Diversification is always important (just don't tell Mark Cuban that

). Let me remind you of one other thing where I'm sure your investment advisor is also aware: With the oil royalty trusts, not only is it a monthly distribution without regard to growth, but it is also taxed differently. Here's the trick, though, to take real advantage: Only own it for a couple of years, and then sell it. Wait the 30 days to avoid a wash sale, and then buy it back. It's a nice little loophole, especially if you can go back and forth between two of them. I'm currently long ROYT and CRT at about 5:2, but am looking to replace CRT with something else, since the nat gas portion of the properties is killing me.

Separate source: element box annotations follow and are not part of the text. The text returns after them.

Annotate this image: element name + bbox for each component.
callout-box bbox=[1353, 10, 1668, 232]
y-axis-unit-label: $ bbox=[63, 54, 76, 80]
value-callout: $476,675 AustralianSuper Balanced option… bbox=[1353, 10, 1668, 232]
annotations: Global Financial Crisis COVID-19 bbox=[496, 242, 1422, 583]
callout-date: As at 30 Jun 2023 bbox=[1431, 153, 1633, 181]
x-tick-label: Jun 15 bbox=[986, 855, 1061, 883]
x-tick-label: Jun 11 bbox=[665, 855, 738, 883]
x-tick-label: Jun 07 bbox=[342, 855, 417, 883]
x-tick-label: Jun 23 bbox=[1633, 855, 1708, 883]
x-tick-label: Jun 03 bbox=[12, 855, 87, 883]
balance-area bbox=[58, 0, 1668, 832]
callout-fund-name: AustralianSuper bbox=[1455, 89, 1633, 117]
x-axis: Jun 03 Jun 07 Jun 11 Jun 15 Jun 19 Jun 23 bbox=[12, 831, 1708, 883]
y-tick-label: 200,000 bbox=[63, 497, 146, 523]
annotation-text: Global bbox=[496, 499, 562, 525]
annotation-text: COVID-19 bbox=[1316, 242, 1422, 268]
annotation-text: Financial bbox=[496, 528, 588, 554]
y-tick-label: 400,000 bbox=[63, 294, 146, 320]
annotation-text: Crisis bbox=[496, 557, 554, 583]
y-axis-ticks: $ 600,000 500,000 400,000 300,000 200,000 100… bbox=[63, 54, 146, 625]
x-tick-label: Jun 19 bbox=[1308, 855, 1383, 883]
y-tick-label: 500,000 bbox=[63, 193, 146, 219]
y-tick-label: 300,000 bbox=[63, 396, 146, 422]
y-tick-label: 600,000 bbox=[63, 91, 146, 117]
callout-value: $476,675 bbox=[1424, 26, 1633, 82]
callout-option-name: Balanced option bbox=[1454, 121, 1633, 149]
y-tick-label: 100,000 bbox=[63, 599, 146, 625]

I'm glad to read that you're taking charge of your bucks. I'm sure many of us will help to give you good advice as well. One thing to remember about stock market investing is that it is not a science; it is an art. Just like sports, there are many different ways to reach your end goals. Like you've probably read, people have different opinions about diversification, dividends, specific sectors (or even specific stocks) to invest, types of assets, the list never ends. As with anything else in life, use what you learn as a basis and apply it to a specific strategy, but be sure that it is completely your own. The only reason I say this is because if you try to copy someone else's strategy, you may miss something important that could be the key between making a bundle and losing your shirt.